Try experimenting with immersing your brain in preservatives and staining with heavy metals to see how would you be able to write the comment similar to the above.
No wonder that monkey methods continue to unveil monkey cognition.
I think we all do every day
It’s fascinating, but we aren’t going to understand intelligence this way. Emergent phenomenon are part of complexity theory, and we don’t have any maths for it. Our ignorance in this space is large.
When I was young, I remember a common refrain being “will a brain ever be able to understand itself?”. Perhaps not, but the drive towards understanding is still a worthy goal in my opinion. We need to make some breakthroughs in the study of complexity theory.
On the second point, the failure of Openworm to model the very well-mapped-out C. elegans (~0.3k neurons) says a lot.

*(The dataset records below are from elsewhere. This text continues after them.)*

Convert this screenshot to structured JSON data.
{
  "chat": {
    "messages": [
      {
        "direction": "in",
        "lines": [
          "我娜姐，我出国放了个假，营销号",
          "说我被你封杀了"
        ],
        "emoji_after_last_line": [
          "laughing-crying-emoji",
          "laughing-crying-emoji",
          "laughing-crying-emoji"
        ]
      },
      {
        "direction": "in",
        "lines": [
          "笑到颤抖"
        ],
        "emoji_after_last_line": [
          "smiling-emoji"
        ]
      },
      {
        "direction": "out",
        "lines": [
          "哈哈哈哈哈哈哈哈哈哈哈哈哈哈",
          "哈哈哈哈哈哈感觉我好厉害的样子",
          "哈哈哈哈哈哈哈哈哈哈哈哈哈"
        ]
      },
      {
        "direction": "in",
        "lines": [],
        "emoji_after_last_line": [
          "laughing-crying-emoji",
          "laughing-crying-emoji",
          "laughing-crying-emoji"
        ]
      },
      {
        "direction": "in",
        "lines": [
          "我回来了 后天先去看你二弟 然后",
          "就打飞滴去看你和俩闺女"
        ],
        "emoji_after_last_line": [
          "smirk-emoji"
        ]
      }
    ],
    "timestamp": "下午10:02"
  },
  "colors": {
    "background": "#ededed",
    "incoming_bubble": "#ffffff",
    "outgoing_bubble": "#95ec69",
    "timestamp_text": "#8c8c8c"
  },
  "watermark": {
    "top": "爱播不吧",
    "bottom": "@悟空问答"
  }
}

The same argument holds for "AI" too. We don't understand a damn thing about neural networks.
There's more - we don't care to understand them as long as it's irrelevant to exploiting them.
Yes, which is why the current explosion in practical application isn’t very interesting.
> we don't care to understand them as long as it's irrelevant to exploiting them.
For some definition of “we”, I’m sure that’s true. We don’t need to understand things to make practical use of them. Giant Cathedrals were built without science and mathematics. Still, once we do have the science and mathematics, generally exponential advancement results.
Yes we figured out how to build aircraft.
But it can not be compared to a bird flying. Neither in terms of efficiency or elegance.